The review should be no more than 20 pages in length. It should be submitted to the Policy Review Committee by January 31, 1977.

Zbigniew Brzezinski
  1. Source: Carter Library, National Security Affairs, Staff Material, Middle East File, Subject File, Box 6, Boycott: 1/77. Secret.
  2. The Arab League declared a boycott on December 2, 1945, prohibiting trade between Arab countries and Israel. By 1948, this boycott had evolved into three components: a continuation of the primary boycott established in 1945, a boycott of any companies that operated in Israel, and a boycott of those companies that had relationships with companies that operated in Israel.

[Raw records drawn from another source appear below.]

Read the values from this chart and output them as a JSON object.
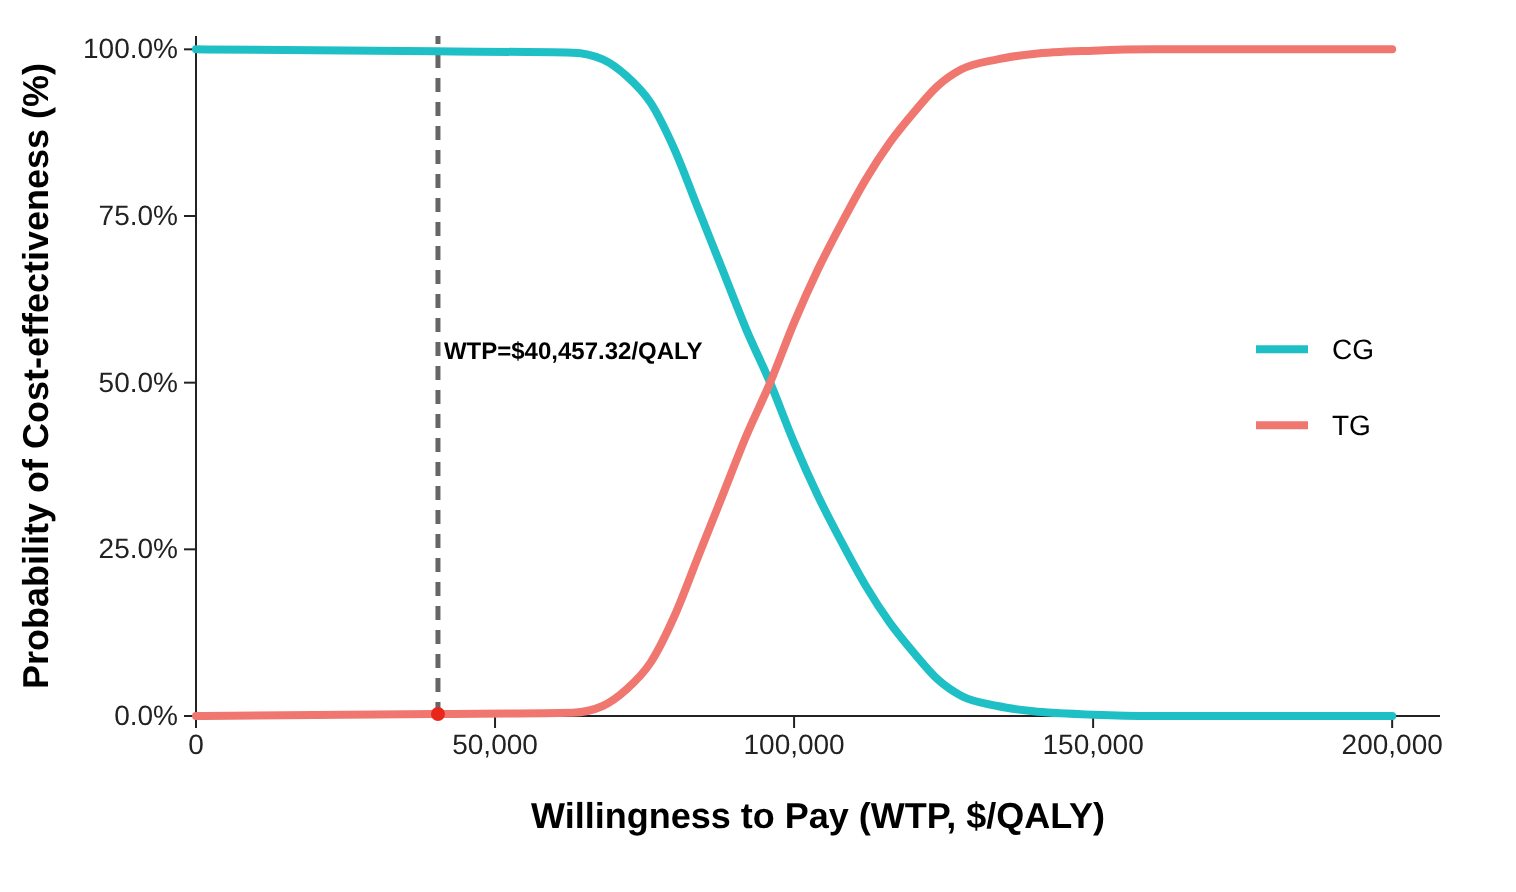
{
  "chart_data": {
    "type": "line",
    "xlabel": "Willingness to Pay (WTP, $/QALY)",
    "ylabel": "Probability of Cost-effectiveness (%)",
    "xlim": [
      0,
      208000
    ],
    "xticks": [
      {
        "value": 0,
        "label": "0"
      },
      {
        "value": 50000,
        "label": "50,000"
      },
      {
        "value": 100000,
        "label": "100,000"
      },
      {
        "value": 150000,
        "label": "150,000"
      },
      {
        "value": 200000,
        "label": "200,000"
      }
    ],
    "ylim": [
      0,
      102
    ],
    "yticks": [
      {
        "value": 0,
        "label": "0.0%"
      },
      {
        "value": 25,
        "label": "25.0%"
      },
      {
        "value": 50,
        "label": "50.0%"
      },
      {
        "value": 75,
        "label": "75.0%"
      },
      {
        "value": 100,
        "label": "100.0%"
      }
    ],
    "x": [
      0,
      40000,
      63000,
      68000,
      72000,
      76000,
      80000,
      84000,
      88000,
      92000,
      96000,
      100000,
      104000,
      108000,
      112000,
      116000,
      120000,
      124000,
      128000,
      134000,
      140000,
      150000,
      160000,
      200000
    ],
    "series": [
      {
        "name": "CG",
        "color": "#1fbfc6",
        "values": [
          100,
          99.7,
          99.5,
          98.5,
          96,
          92,
          85,
          76,
          67,
          58,
          50,
          41,
          33,
          26,
          19.5,
          14,
          9.5,
          5.5,
          3,
          1.5,
          0.7,
          0.2,
          0,
          0
        ]
      },
      {
        "name": "TG",
        "color": "#f0776f",
        "values": [
          0,
          0.3,
          0.5,
          1.5,
          4,
          8,
          15,
          24,
          33,
          42,
          50,
          59,
          67,
          74,
          80.5,
          86,
          90.5,
          94.5,
          97,
          98.5,
          99.3,
          99.8,
          100,
          100
        ]
      },
      {
        "type": "scatter",
        "color": "#e8261c",
        "x": [
          40457.32
        ],
        "values": [
          0.3
        ]
      }
    ],
    "ref_lines": [
      {
        "axis": "x",
        "value": 40457.32,
        "label": "WTP=$40,457.32/QALY",
        "color": "#666666",
        "line_style": "dashed"
      }
    ],
    "legend": "right",
    "grid": false
  }
}
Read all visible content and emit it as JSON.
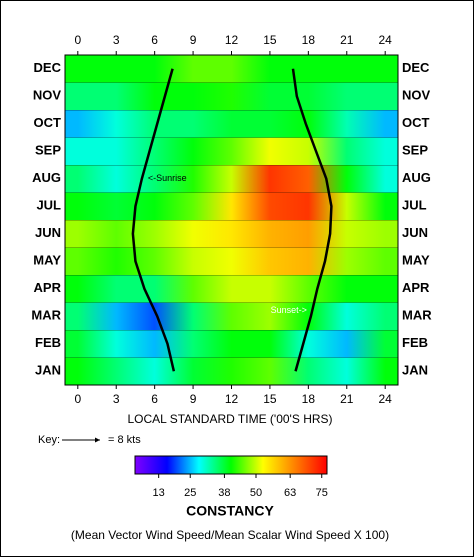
{
  "chart_data": {
    "type": "heatmap",
    "x_label": "LOCAL STANDARD TIME ('00'S HRS)",
    "title": "CONSTANCY",
    "subtitle": "(Mean Vector Wind Speed/Mean Scalar Wind Speed X 100)",
    "key_label": "Key:",
    "key_value": "= 8 kts",
    "x": [
      0,
      3,
      6,
      9,
      12,
      15,
      18,
      21,
      24
    ],
    "categories": [
      "JAN",
      "FEB",
      "MAR",
      "APR",
      "MAY",
      "JUN",
      "JUL",
      "AUG",
      "SEP",
      "OCT",
      "NOV",
      "DEC"
    ],
    "z": [
      [
        40,
        35,
        30,
        38,
        42,
        45,
        35,
        30,
        40
      ],
      [
        38,
        30,
        25,
        35,
        40,
        40,
        30,
        25,
        38
      ],
      [
        35,
        25,
        20,
        35,
        45,
        48,
        40,
        30,
        35
      ],
      [
        40,
        35,
        35,
        45,
        50,
        50,
        45,
        40,
        40
      ],
      [
        45,
        42,
        45,
        50,
        52,
        58,
        60,
        48,
        45
      ],
      [
        48,
        45,
        48,
        52,
        55,
        60,
        62,
        50,
        48
      ],
      [
        40,
        38,
        40,
        45,
        55,
        70,
        72,
        50,
        40
      ],
      [
        35,
        30,
        35,
        42,
        50,
        72,
        68,
        40,
        30
      ],
      [
        30,
        30,
        35,
        40,
        45,
        52,
        50,
        35,
        30
      ],
      [
        25,
        30,
        35,
        35,
        38,
        38,
        40,
        32,
        25
      ],
      [
        35,
        35,
        40,
        40,
        42,
        38,
        38,
        35,
        35
      ],
      [
        40,
        40,
        40,
        45,
        45,
        40,
        40,
        40,
        40
      ]
    ],
    "series": [
      {
        "name": "Sunrise",
        "label": "<-Sunrise",
        "color": "#000000",
        "values": [
          7.5,
          7.0,
          6.2,
          5.2,
          4.5,
          4.3,
          4.5,
          5.0,
          5.6,
          6.2,
          6.8,
          7.4
        ]
      },
      {
        "name": "Sunset",
        "label": "Sunset->",
        "color": "#000000",
        "values": [
          17.0,
          17.6,
          18.2,
          18.7,
          19.3,
          19.7,
          19.8,
          19.4,
          18.6,
          17.8,
          17.1,
          16.8
        ]
      }
    ],
    "xlim": [
      -1,
      25
    ],
    "xticks": [
      0,
      3,
      6,
      9,
      12,
      15,
      18,
      21,
      24
    ],
    "clim": [
      4,
      77
    ],
    "cticks": [
      13,
      25,
      38,
      50,
      63,
      75
    ],
    "colormap": [
      "#8000ff",
      "#0000ff",
      "#00ffff",
      "#00ff00",
      "#ffff00",
      "#ff8000",
      "#ff0000"
    ]
  }
}
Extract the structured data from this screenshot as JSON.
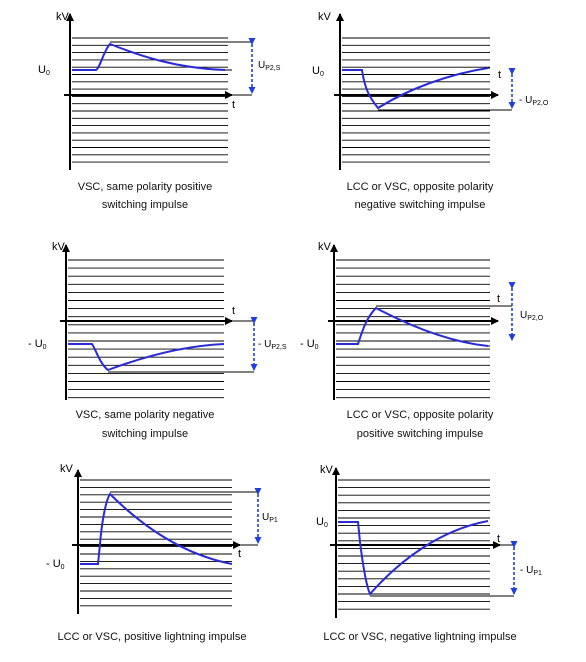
{
  "colors": {
    "waveform": "#2b2bd6",
    "dimension": "#1f3fe0",
    "grid": "#000000",
    "background": "#ffffff"
  },
  "panels": [
    {
      "id": "p1",
      "y_axis": "kV",
      "x_axis": "t",
      "level_label": "U",
      "level_sub": "0",
      "dim_label": "U",
      "dim_sub": "P2,S",
      "caption_lines": [
        "VSC, same polarity positive",
        "switching impulse"
      ]
    },
    {
      "id": "p2",
      "y_axis": "kV",
      "x_axis": "t",
      "level_label": "U",
      "level_sub": "0",
      "dim_label": "- U",
      "dim_sub": "P2,O",
      "caption_lines": [
        "LCC or VSC, opposite polarity",
        "negative switching impulse"
      ]
    },
    {
      "id": "p3",
      "y_axis": "kV",
      "x_axis": "t",
      "level_label": "- U",
      "level_sub": "0",
      "dim_label": "- U",
      "dim_sub": "P2,S",
      "caption_lines": [
        "VSC, same polarity negative",
        "switching impulse"
      ]
    },
    {
      "id": "p4",
      "y_axis": "kV",
      "x_axis": "t",
      "level_label": "- U",
      "level_sub": "0",
      "dim_label": "U",
      "dim_sub": "P2,O",
      "caption_lines": [
        "LCC or VSC, opposite polarity",
        "positive switching impulse"
      ]
    },
    {
      "id": "p5",
      "y_axis": "kV",
      "x_axis": "t",
      "level_label": "- U",
      "level_sub": "0",
      "dim_label": "U",
      "dim_sub": "P1",
      "caption_lines": [
        "LCC or VSC, positive lightning impulse"
      ]
    },
    {
      "id": "p6",
      "y_axis": "kV",
      "x_axis": "t",
      "level_label": "U",
      "level_sub": "0",
      "dim_label": "- U",
      "dim_sub": "P1",
      "caption_lines": [
        "LCC or VSC, negative lightning impulse"
      ]
    }
  ]
}
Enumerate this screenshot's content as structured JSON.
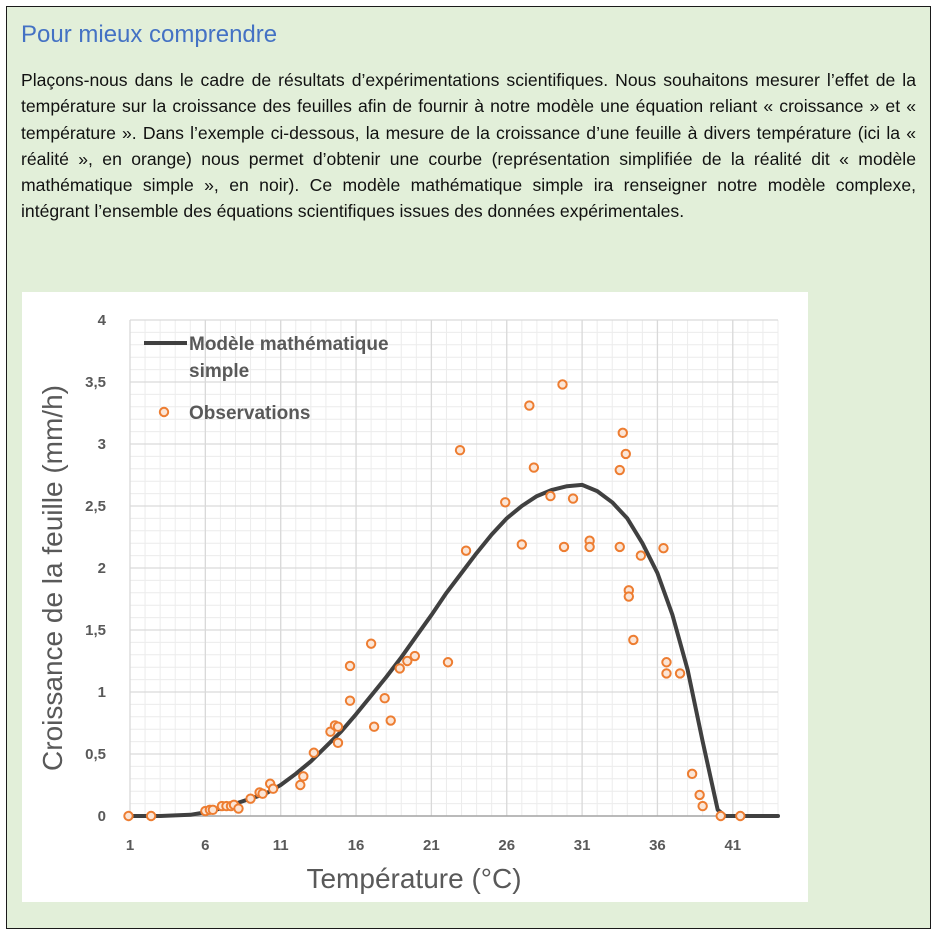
{
  "box": {
    "title": "Pour mieux comprendre",
    "paragraph": "Plaçons-nous dans le cadre de résultats d’expérimentations scientifiques. Nous souhaitons mesurer l’effet de la température sur la croissance des feuilles afin de fournir à notre modèle une équation reliant « croissance » et « température ». Dans l’exemple ci-dessous, la mesure de la croissance d’une feuille à divers température (ici la « réalité », en orange) nous permet d’obtenir une courbe (représentation simplifiée de la réalité dit « modèle mathématique simple », en noir). Ce modèle mathématique simple ira renseigner notre modèle complexe, intégrant l’ensemble des équations scientifiques issues des données expérimentales."
  },
  "colors": {
    "box_background": "#e2efd9",
    "title": "#4472c4",
    "model_line": "#404040",
    "observation_stroke": "#ed7d31",
    "observation_fill": "#fbe5d6",
    "grid": "#d9d9d9"
  },
  "chart_data": {
    "type": "scatter",
    "xlabel": "Température (°C)",
    "ylabel": "Croissance de la feuille (mm/h)",
    "xlim": [
      1,
      44
    ],
    "ylim": [
      0,
      4
    ],
    "x_ticks": [
      1,
      6,
      11,
      16,
      21,
      26,
      31,
      36,
      41
    ],
    "x_tick_labels": [
      "1",
      "6",
      "11",
      "16",
      "21",
      "26",
      "31",
      "36",
      "41"
    ],
    "y_ticks": [
      0,
      0.5,
      1,
      1.5,
      2,
      2.5,
      3,
      3.5,
      4
    ],
    "y_tick_labels": [
      "0",
      "0,5",
      "1",
      "1,5",
      "2",
      "2,5",
      "3",
      "3,5",
      "4"
    ],
    "grid": true,
    "minor_grid_x_step": 1,
    "minor_grid_y_step": 0.1,
    "legend_position": "top-left",
    "series": [
      {
        "name": "Modèle mathématique simple",
        "type": "line",
        "points": [
          [
            1,
            0
          ],
          [
            3,
            0
          ],
          [
            4,
            0.005
          ],
          [
            5,
            0.01
          ],
          [
            6,
            0.03
          ],
          [
            7,
            0.06
          ],
          [
            8,
            0.1
          ],
          [
            9,
            0.14
          ],
          [
            10,
            0.18
          ],
          [
            11,
            0.25
          ],
          [
            12,
            0.34
          ],
          [
            13,
            0.44
          ],
          [
            14,
            0.56
          ],
          [
            15,
            0.68
          ],
          [
            16,
            0.82
          ],
          [
            17,
            0.97
          ],
          [
            18,
            1.12
          ],
          [
            19,
            1.28
          ],
          [
            20,
            1.45
          ],
          [
            21,
            1.62
          ],
          [
            22,
            1.8
          ],
          [
            23,
            1.96
          ],
          [
            24,
            2.12
          ],
          [
            25,
            2.27
          ],
          [
            26,
            2.4
          ],
          [
            27,
            2.5
          ],
          [
            28,
            2.58
          ],
          [
            29,
            2.63
          ],
          [
            30,
            2.66
          ],
          [
            31,
            2.67
          ],
          [
            32,
            2.62
          ],
          [
            33,
            2.53
          ],
          [
            34,
            2.4
          ],
          [
            35,
            2.2
          ],
          [
            36,
            1.96
          ],
          [
            37,
            1.62
          ],
          [
            38,
            1.18
          ],
          [
            39,
            0.6
          ],
          [
            40,
            0.05
          ],
          [
            40.5,
            0
          ],
          [
            44,
            0
          ]
        ]
      },
      {
        "name": "Observations",
        "type": "scatter",
        "points": [
          [
            0.9,
            0
          ],
          [
            2.4,
            0
          ],
          [
            6,
            0.04
          ],
          [
            6.3,
            0.05
          ],
          [
            6.5,
            0.05
          ],
          [
            7.1,
            0.08
          ],
          [
            7.4,
            0.08
          ],
          [
            7.7,
            0.08
          ],
          [
            7.9,
            0.09
          ],
          [
            8.2,
            0.06
          ],
          [
            9,
            0.14
          ],
          [
            9.6,
            0.19
          ],
          [
            9.8,
            0.18
          ],
          [
            10.3,
            0.26
          ],
          [
            10.5,
            0.22
          ],
          [
            12.3,
            0.25
          ],
          [
            12.5,
            0.32
          ],
          [
            13.2,
            0.51
          ],
          [
            14.3,
            0.68
          ],
          [
            14.6,
            0.73
          ],
          [
            14.8,
            0.72
          ],
          [
            14.8,
            0.59
          ],
          [
            15.6,
            0.93
          ],
          [
            15.6,
            1.21
          ],
          [
            17,
            1.39
          ],
          [
            17.2,
            0.72
          ],
          [
            17.9,
            0.95
          ],
          [
            18.3,
            0.77
          ],
          [
            18.9,
            1.19
          ],
          [
            19.4,
            1.25
          ],
          [
            19.9,
            1.29
          ],
          [
            22.1,
            1.24
          ],
          [
            22.9,
            2.95
          ],
          [
            23.3,
            2.14
          ],
          [
            25.9,
            2.53
          ],
          [
            27,
            2.19
          ],
          [
            27.5,
            3.31
          ],
          [
            27.8,
            2.81
          ],
          [
            28.9,
            2.58
          ],
          [
            29.7,
            3.48
          ],
          [
            29.8,
            2.17
          ],
          [
            30.4,
            2.56
          ],
          [
            31.5,
            2.22
          ],
          [
            31.5,
            2.17
          ],
          [
            33.5,
            2.79
          ],
          [
            33.5,
            2.17
          ],
          [
            33.7,
            3.09
          ],
          [
            33.9,
            2.92
          ],
          [
            34.1,
            1.82
          ],
          [
            34.1,
            1.77
          ],
          [
            34.4,
            1.42
          ],
          [
            34.9,
            2.1
          ],
          [
            36.4,
            2.16
          ],
          [
            36.6,
            1.24
          ],
          [
            36.6,
            1.15
          ],
          [
            37.5,
            1.15
          ],
          [
            38.3,
            0.34
          ],
          [
            38.8,
            0.17
          ],
          [
            39,
            0.08
          ],
          [
            40.2,
            0
          ],
          [
            41.5,
            0
          ]
        ]
      }
    ]
  }
}
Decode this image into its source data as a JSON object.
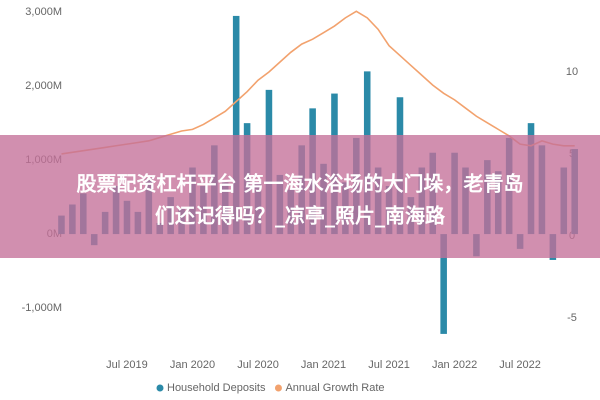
{
  "chart_data": {
    "type": "bar",
    "categories": [
      null,
      null,
      null,
      null,
      null,
      null,
      "Jul 2019",
      null,
      null,
      null,
      null,
      null,
      "Jan 2020",
      null,
      null,
      null,
      null,
      null,
      "Jul 2020",
      null,
      null,
      null,
      null,
      null,
      "Jan 2021",
      null,
      null,
      null,
      null,
      null,
      "Jul 2021",
      null,
      null,
      null,
      null,
      null,
      "Jan 2022",
      null,
      null,
      null,
      null,
      null,
      "Jul 2022",
      null,
      null,
      null,
      null,
      null
    ],
    "series": [
      {
        "name": "Household Deposits",
        "type": "bar",
        "color": "#2b8aa8",
        "values": [
          250,
          400,
          550,
          -150,
          300,
          650,
          450,
          300,
          750,
          150,
          500,
          350,
          900,
          650,
          1200,
          700,
          2950,
          1500,
          700,
          1950,
          800,
          600,
          1200,
          1700,
          950,
          1900,
          700,
          1300,
          2200,
          900,
          650,
          1850,
          500,
          900,
          1100,
          -1350,
          1100,
          900,
          -300,
          1000,
          850,
          1300,
          -200,
          1500,
          1200,
          -350,
          900,
          1150
        ]
      },
      {
        "name": "Annual Growth Rate",
        "type": "line",
        "axis": "y2",
        "color": "#f2a26e",
        "values": [
          5.0,
          5.1,
          5.2,
          5.3,
          5.4,
          5.5,
          5.6,
          5.7,
          5.8,
          6.0,
          6.2,
          6.4,
          6.5,
          6.8,
          7.2,
          7.6,
          8.2,
          8.8,
          9.5,
          10.0,
          10.6,
          11.2,
          11.7,
          12.0,
          12.4,
          12.8,
          13.3,
          13.7,
          13.3,
          12.6,
          11.6,
          11.0,
          10.4,
          9.8,
          9.2,
          8.7,
          8.3,
          7.8,
          7.3,
          6.9,
          6.5,
          6.1,
          5.6,
          5.5,
          5.8,
          5.6,
          5.5,
          5.5
        ]
      }
    ],
    "ylim": [
      -1500,
      3030
    ],
    "yticks": [
      {
        "value": -1000,
        "label": "-1,000M"
      },
      {
        "value": 0,
        "label": "0M"
      },
      {
        "value": 1000,
        "label": "1,000M"
      },
      {
        "value": 2000,
        "label": "2,000M"
      },
      {
        "value": 3000,
        "label": "3,000M"
      }
    ],
    "y2lim": [
      -6.65,
      13.78
    ],
    "y2ticks": [
      -5,
      0,
      5,
      10
    ],
    "legend": "bottom"
  },
  "banner": {
    "lines": [
      "股票配资杠杆平台 第一海水浴场的大门垛，老青岛",
      "们还记得吗？_凉亭_照片_南海路"
    ]
  }
}
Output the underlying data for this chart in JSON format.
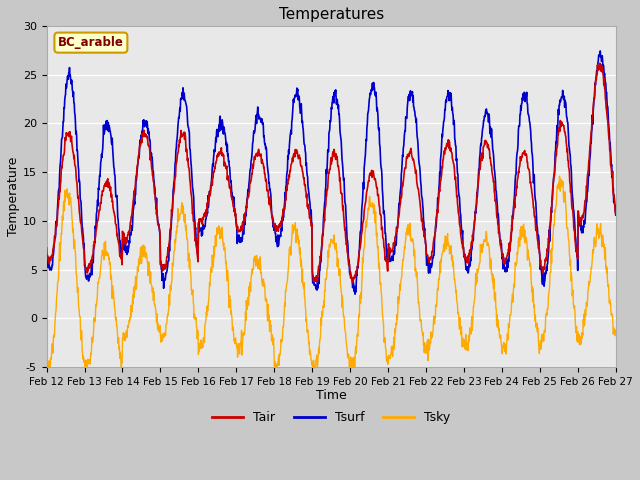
{
  "title": "Temperatures",
  "xlabel": "Time",
  "ylabel": "Temperature",
  "annotation": "BC_arable",
  "ylim": [
    -5,
    30
  ],
  "legend": [
    "Tair",
    "Tsurf",
    "Tsky"
  ],
  "colors": {
    "Tair": "#cc0000",
    "Tsurf": "#0000cc",
    "Tsky": "#ffaa00"
  },
  "xtick_labels": [
    "Feb 12",
    "Feb 13",
    "Feb 14",
    "Feb 15",
    "Feb 16",
    "Feb 17",
    "Feb 18",
    "Feb 19",
    "Feb 20",
    "Feb 21",
    "Feb 22",
    "Feb 23",
    "Feb 24",
    "Feb 25",
    "Feb 26",
    "Feb 27"
  ],
  "ytick_labels": [
    -5,
    0,
    5,
    10,
    15,
    20,
    25,
    30
  ],
  "figure_bg": "#c8c8c8",
  "plot_bg": "#e8e8e8",
  "annotation_fg": "#800000",
  "annotation_bg": "#ffffcc",
  "annotation_border": "#cc9900"
}
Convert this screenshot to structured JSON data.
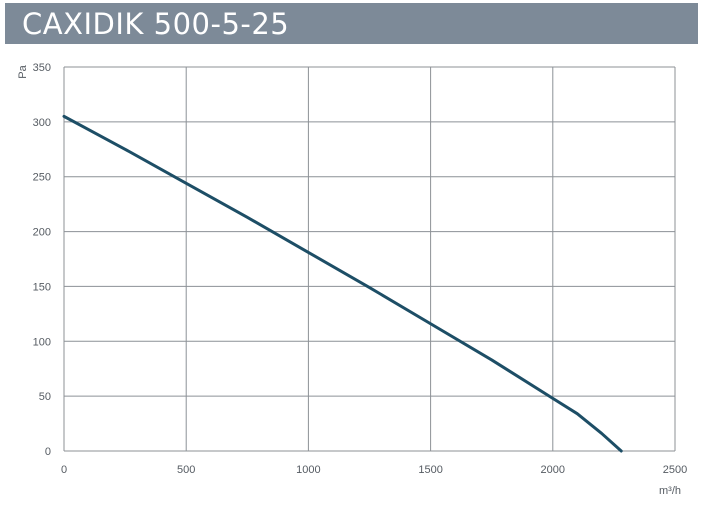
{
  "header": {
    "title": "CAXIDIK 500-5-25"
  },
  "colors": {
    "header_bg": "#7d8a98",
    "curve": "#1d4e66",
    "grid": "#8c9196"
  },
  "chart_data": {
    "type": "line",
    "title": "CAXIDIK 500-5-25",
    "xlabel": "m³/h",
    "ylabel": "Pa",
    "xlim": [
      0,
      2500
    ],
    "ylim": [
      0,
      350
    ],
    "xticks": [
      0,
      500,
      1000,
      1500,
      2000,
      2500
    ],
    "yticks": [
      0,
      50,
      100,
      150,
      200,
      250,
      300,
      350
    ],
    "xtick_labels": [
      "0",
      "500",
      "1000",
      "1500",
      "2000",
      "2500"
    ],
    "ytick_labels": [
      "0",
      "50",
      "100",
      "150",
      "200",
      "250",
      "300",
      "350"
    ],
    "grid": true,
    "series": [
      {
        "x": [
          0,
          250,
          500,
          750,
          1000,
          1250,
          1500,
          1750,
          2000,
          2100,
          2200,
          2280
        ],
        "y": [
          305,
          275,
          244,
          213,
          181,
          149,
          116,
          83,
          48,
          34,
          16,
          0
        ]
      }
    ]
  }
}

  3. The Geneva Conference first convened on December 21, 1973, in Geneva, Switzerland under the co-chairmanship of the United States and Soviet Union. Foreign Ministers from Israel, Egypt, and Jordan attended the conference in an attempt to implement U.N. Resolution 338, which called for negotiations among Israel, Egypt, Jordan, and Syria “aimed at establishing a just and durable peace in the Middle East.” Syria chose not to attend because the United States and Israel refused to recognize the PLO as the representative body for the Palestinians at the conference since the PLO refused to recognize Israel’s right to exist. The Foreign Ministers left Geneva by December 29 with the stated intention to reconvene at a future date, but this never occurred. See Foreign Relations, 1969–1976, vol. XXV, Arab-Israeli Crisis and War, 1973, Document 415.
  4. U.S. official policy precluded contact with the PLO based on the PLO’s refusal to recognize Israel’s right to exist. However, some contact had been made by the Nixon administration, most recently in March 1974. See Foreign Relations, 1969–1976, vol. XXVI, Arab-Israeli Dispute, 1974–1976, Document 30.